As part of the cafe construction, windows will be reorganized, allowing for Robinson to add colored glass next to an expanded neon entrance sign that, she told PhillyVoice, has always felt like "a party above the porch" when viewing the entrance. She said she felt compelled to preserve that aesthetic as part of the theater's "iconic" look.

Kristen Robinson/The Wilma Theater

A daytime rendering of the new facade for the Wilma Theater.

Adding Aurora to the name, she said, was a more notable addition to the design of the facade.

"That will have the same sort of whimsical placement as 'Wilma' does above, in the neon that currently exists," she explained. "I think 'Wilma' and 'Aurora' have an intrinsic life to them -- they don’t feel stuck in the ground, and they feel like they dance in the way you pronounce them."

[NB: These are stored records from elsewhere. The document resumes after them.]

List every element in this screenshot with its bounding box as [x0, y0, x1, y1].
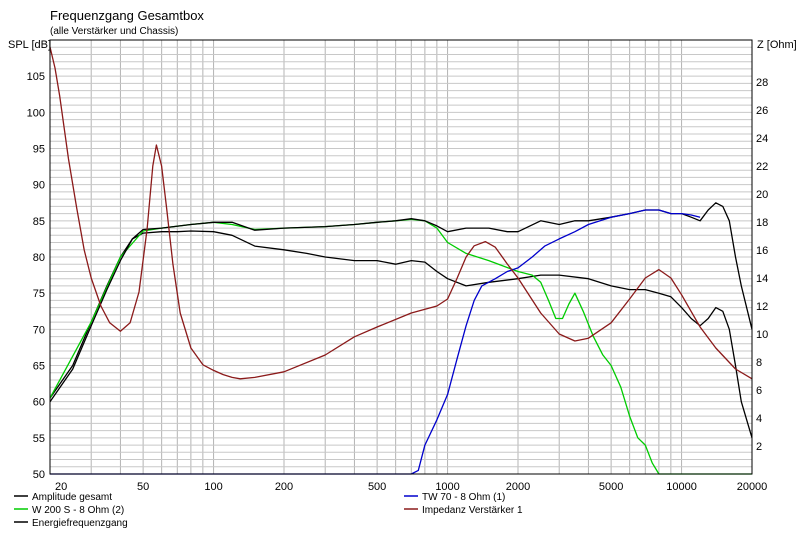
- y2-tick-label: 4: [756, 413, 762, 425]
- x-tick-label: 20: [55, 481, 67, 493]
- y-tick-label: 95: [33, 144, 45, 156]
- x-tick-label: 50: [137, 481, 149, 493]
- y-tick-label: 105: [27, 71, 45, 83]
- x-tick-label: 2000: [506, 481, 530, 493]
- x-tick-label: 1000: [435, 481, 459, 493]
- series-line-2: [49, 218, 752, 475]
- y2-tick-label: 2: [756, 441, 762, 453]
- x-tick-label: 200: [275, 481, 293, 493]
- y-tick-label: 100: [27, 107, 45, 119]
- series-line-4: [50, 209, 701, 475]
- legend-label: Impedanz Verstärker 1: [422, 505, 523, 516]
- y-tick-label: 55: [33, 433, 45, 445]
- y-tick-label: 75: [33, 288, 45, 300]
- y-tick-label: 70: [33, 324, 45, 336]
- x-tick-label: 500: [368, 481, 386, 493]
- y-tick-label: 80: [33, 252, 45, 264]
- x-tick-label: 100: [204, 481, 222, 493]
- y2-tick-label: 12: [756, 301, 768, 313]
- y2-tick-label: 26: [756, 105, 768, 117]
- axis-ticks: 20 50 100 200 500 1000 2000 5000 10000 20000 55 60 6…: [27, 71, 769, 493]
- y2-tick-label: 8: [756, 357, 762, 369]
- y-axis-label: SPL [dB]: [8, 39, 51, 51]
- series-line-1: [49, 230, 753, 438]
- y-tick-label: 60: [33, 397, 45, 409]
- series-line-5: [49, 46, 753, 380]
- plot-frame: [49, 39, 753, 475]
- series-lines: [49, 46, 753, 475]
- legend-label: Amplitude gesamt: [32, 492, 112, 503]
- x-tick-label: 10000: [666, 481, 697, 493]
- x-tick-label: 5000: [599, 481, 623, 493]
- x-tick-label: 20000: [737, 481, 768, 493]
- legend-label: Energiefrequenzgang: [32, 518, 128, 529]
- y2-tick-label: 10: [756, 329, 768, 341]
- y2-tick-label: 24: [756, 133, 768, 145]
- y2-tick-label: 6: [756, 385, 762, 397]
- y-tick-label: 90: [33, 180, 45, 192]
- legend-label: W 200 S - 8 Ohm (2): [32, 505, 124, 516]
- y2-tick-label: 28: [756, 77, 768, 89]
- y-tick-label: 65: [33, 361, 45, 373]
- legend: Amplitude gesamt W 200 S - 8 Ohm (2) Energ…: [14, 492, 523, 529]
- y2-tick-label: 20: [756, 189, 768, 201]
- y2-axis-label: Z [Ohm]: [757, 39, 797, 51]
- legend-label: TW 70 - 8 Ohm (1): [422, 492, 505, 503]
- grid: [49, 40, 753, 474]
- y2-tick-label: 18: [756, 217, 768, 229]
- y2-tick-label: 14: [756, 273, 768, 285]
- y2-tick-label: 22: [756, 161, 768, 173]
- series-line-3: [49, 202, 753, 403]
- chart-subtitle: (alle Verstärker und Chassis): [50, 26, 178, 37]
- y-tick-label: 85: [33, 216, 45, 228]
- y2-tick-label: 16: [756, 245, 768, 257]
- y-tick-label: 50: [33, 469, 45, 481]
- chart-title: Frequenzgang Gesamtbox: [50, 8, 204, 23]
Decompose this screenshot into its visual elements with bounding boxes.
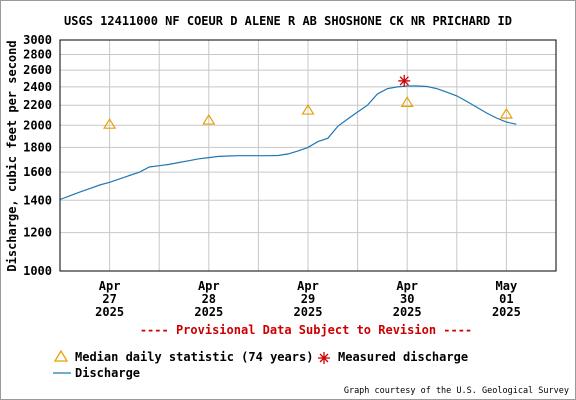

"So, I think that also gave me a feeling of liberty, graphically, when figuring out how to place them.”

That feeling is in addition to a sense of overall freedom to experiment that, she added, she continues to admire about the theater and how it operates.

“You really feel like you have an artistic home when you're there," Robinson said. "There’s great freedom in exploring big ideas, and they embrace that -- it's totally rare, and I think pretty unique.

"The Wilma, they’re home -- they're a place for people to do amazing things.”